Treatment of inflammatory bowel disease centers around control of the inflammation.  At present there is no cure for inflammatory bowel disease.  The most common first line agents used are derivatives of sulfasalazine, which act as topical anti-inflammatories in the GI tract.  These agents' active ingredients are 5-ASA type molecules, and are generally well tolerated. While sulfasalazine has such side effects as heartburn, headache, loss of appetite, abdominal discomfort, dizziness, anemia, fever, and rashes. The drug may temporarily lower sperm count in men and can turn urine a bright orange-yellow color.

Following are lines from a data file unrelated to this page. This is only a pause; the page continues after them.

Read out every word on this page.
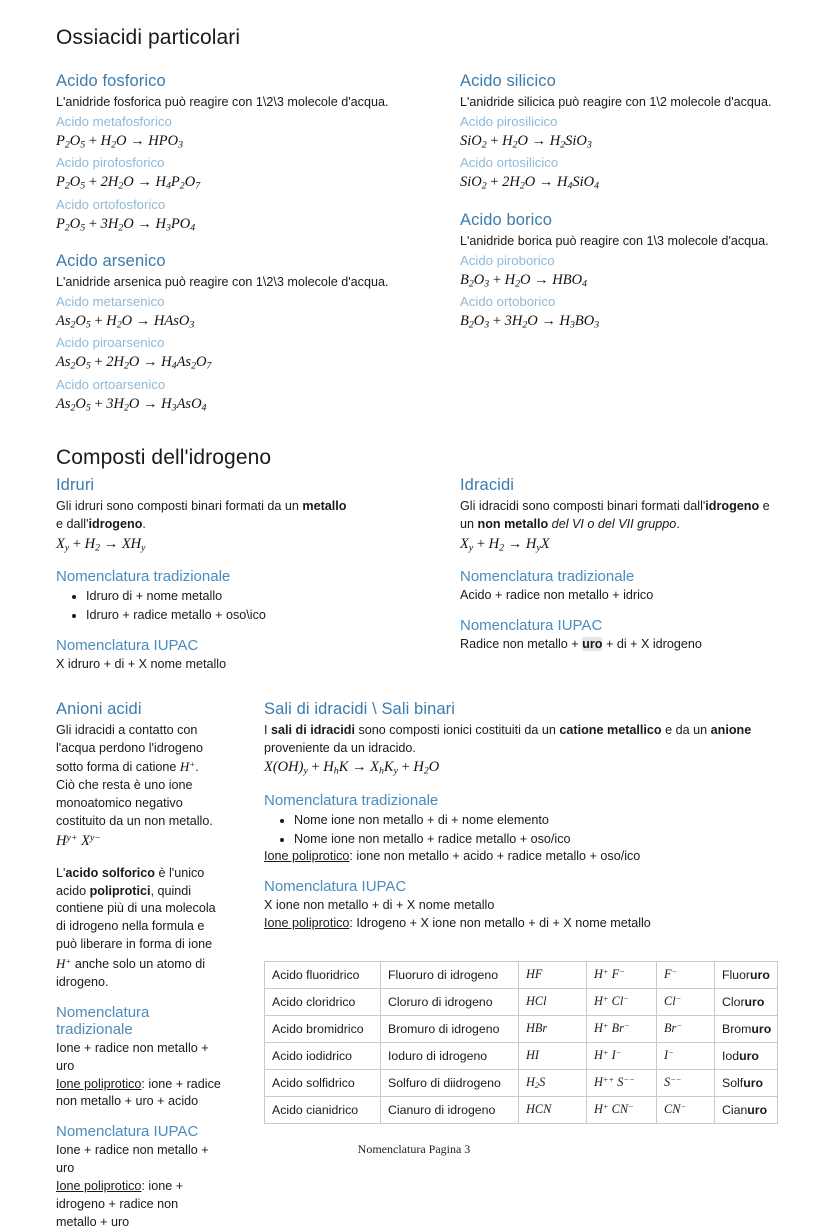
Ossiacidi particolari
Acido fosforico

L'anidride fosforica può reagire con 1\2\3 molecole d'acqua.

Acido metafosforico
$P_2O_5 + H_2O \to HPO_3$
Acido pirofosforico
$P_2O_5 + 2H_2O \to H_4P_2O_7$
Acido ortofosforico
$P_2O_5 + 3H_2O \to H_3PO_4$
Acido arsenico

L'anidride arsenica può reagire con 1\2\3 molecole d'acqua.

Acido metarsenico
$As_2O_5 + H_2O$ → HAsO$_3$
Acido piroarsenico
$As_2O_5 + 2H_2O \to H_4As_2O_7$
Acido ortoarsenico
$As_2O_5 + 3H_2O \to H_3AsO_4$
Acido silicico

L'anidride silicica può reagire con 1\2 molecole d'acqua.

Acido pirosilicico
$SiO_2 + H_2O \to H_2SiO_3$
Acido ortosilicico
$SiO_2 + 2H_2O \to H_4SiO_4$
Acido borico

L'anidride borica può reagire con 1\3 molecole d'acqua.

Acido piroborico
$B_2O_3 + H_2O \to HBO_4$
Acido ortoborico
$B_2O_3 + 3H_2O \to H_3BO_3$
Composti dell'idrogeno
Idruri

Gli idruri sono composti binari formati da un metallo
e dall'idrogeno.

$X_y + H_2 \to XH_y$
Nomenclatura tradizionale
• Idruro di + nome metallo
• Idruro + radice metallo + oso\ico
Nomenclatura IUPAC

X idruro + di + X nome metallo

Idracidi

Gli idracidi sono composti binari formati dall'idrogeno e un non metallo del VI o del VII gruppo.

$X_y + H_2 \to H_yX$
Nomenclatura tradizionale

Acido + radice non metallo + idrico

Nomenclatura IUPAC

Radice non metallo + uro + di + X idrogeno

Anioni acidi

Gli idracidi a contatto con l'acqua perdono l'idrogeno sotto forma di catione H+.

Ciò che resta è uno ione monoatomico negativo costituito da un non metallo.

$H^{y+}$ $X^{y-}$

L'acido solforico è l'unico acido poliprotici, quindi contiene più di una molecola di idrogeno nella formula e può liberare in forma di ione H+ anche solo un atomo di idrogeno.

Nomenclatura tradizionale

Ione + radice non metallo + uro

Ione poliprotico: ione + radice non metallo + uro + acido

Nomenclatura IUPAC

Ione + radice non metallo + uro

Ione poliprotico: ione + idrogeno + radice non metallo + uro

Sali di idracidi \ Sali binari

I sali di idracidi sono composti ionici costituiti da un catione metallico e da un anione proveniente da un idracido.

$X(OH)_y + H_hK \to X_hK_y + H_2O$
Nomenclatura tradizionale
• Nome ione non metallo + di + nome elemento
• Nome ione non metallo + radice metallo + oso/ico

Ione poliprotico: ione non metallo + acido + radice metallo + oso/ico

Nomenclatura IUPAC

X ione non metallo + di + X nome metallo

Ione poliprotico: Idrogeno + X ione non metallo + di + X nome metallo

Acido fluoridrico	Fluoruro di idrogeno	HF	H+ F−	F−	Fluoruro
Acido cloridrico	Cloruro di idrogeno	HCl	H+ Cl−	Cl−	Cloruro
Acido bromidrico	Bromuro di idrogeno	HBr	H+ Br−	Br−	Bromuro
Acido iodidrico	Ioduro di idrogeno	HI	H+ I−	I−	Ioduro
Acido solfidrico	Solfuro di diidrogeno	$H_2S$	H++ S−−	S−−	Solfuro
Acido cianidrico	Cianuro di idrogeno	HCN	H+ CN−	CN−	Cianuro
Nomenclatura Pagina 3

Most of these side effects are due to the sulfa part of sulfasalazine.  Sulfasalazine can also cause folic acid deficiency, requiring oral folic acid supplementation.  The newer 5-ASA compounds are free of many of these effects but are more expensive.  These agents are often packed in special pill coatings or formulations to aid in getting active drug to the distal bowel before it is absorbed by the gut.  Rectal enema formulations are also available.

For those with active flares of whose disease does not respond to the above approaches, corticosteroids are useful, potent antiinflammatory drugs.  They can be given orally (Prednisone) or intravenously in seriously ill patients.  ACTH, which is a hormone that stimulates the adrenal gland to produce extra natural steroids, is also used.  While these drugs can be very effective in inducing a remission from symptoms, they have serious side effects. These include susceptibility to infection, weight gain (particularly increased fatty tissue on the face and upper trunk and back), acne, excess hair growth, hypertension, osteoporosis, cataracts, glaucoma, diabetes, wasting of the muscles, and irregular menses.  Personality changes can occur, including irritability, insomnia, psychosis, and depression.  These drugs are not useful in maintenance therapy due to the above limitations.  Antibiotic therapy can also be effective against many of the symptoms of inflammatory bowel disease.

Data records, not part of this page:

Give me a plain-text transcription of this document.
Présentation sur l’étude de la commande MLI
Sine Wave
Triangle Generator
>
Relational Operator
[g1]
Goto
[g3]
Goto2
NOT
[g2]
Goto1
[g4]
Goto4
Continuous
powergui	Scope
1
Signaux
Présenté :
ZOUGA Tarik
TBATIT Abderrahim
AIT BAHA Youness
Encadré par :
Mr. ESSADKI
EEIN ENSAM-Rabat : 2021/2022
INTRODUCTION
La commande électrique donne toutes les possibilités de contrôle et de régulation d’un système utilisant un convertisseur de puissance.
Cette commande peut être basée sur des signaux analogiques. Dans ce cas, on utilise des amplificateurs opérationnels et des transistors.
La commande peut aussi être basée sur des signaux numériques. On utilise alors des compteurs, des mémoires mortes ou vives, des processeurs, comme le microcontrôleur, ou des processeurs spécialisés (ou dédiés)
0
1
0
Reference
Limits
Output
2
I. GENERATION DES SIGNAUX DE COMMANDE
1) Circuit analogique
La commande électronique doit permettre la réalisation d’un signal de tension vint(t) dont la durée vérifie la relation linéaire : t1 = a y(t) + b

If response is not adequate to these agents, drugs which suppress the body's ability to make antibodies against the disease (known as anti-immune therapy) are used. Azathioprine and 6-mercaptopurine (6-MP) are the two most commonly used drugs for anti-immune therapy.  These too have serious side effects.  A newer agent, infliximab (Remicade), is a genetically engineered antibody to an active substance causing inflammation in Crohn's disease.  It blocks the activity of tumor necrosis factor (TNF). It too can have major side effects, mostly associated with its infusion, but it can be effective against Crohn's disease that has been unsuccessfully treated with other drugs.

Researchers continue to look for more effective treatments. Examples of investigational treatments include the following:

Anti-TNF. Research has shown that cells affected by Crohn's disease contain a cytokine, a protein produced by the immune system, called tumor necrosis factor (TNF). TNF may be responsible for the inflammation of Crohn's disease. Anti-TNF is a substance that finds TNF in the bloodstream, binds to it, and removes it before it can reach the intestines and cause inflammation. In studies, anti-TNF seems particularly helpful in closing fistulas. Interleukin 10 (IL-10) is a cytokine that suppresses inflammation. Researchers are now studying the effectiveness of synthetic IL-10 in treating Crohn's disease.  Researchers recently identified a new corticosteroid called budesonide that appears to be as effective as other corticosteroids but causes fewer side effects. Free radicals--molecules produced during fat metabolism, stress, and infection, among other things--may contribute to inflammation in Crohn's disease. Free radicals sometimes cause cell damage when they interact with other molecules in the body. The mineral zinc removes free radicals from the bloodstream. Studies are under way to determine whether zinc supplementation might reduce inflammation.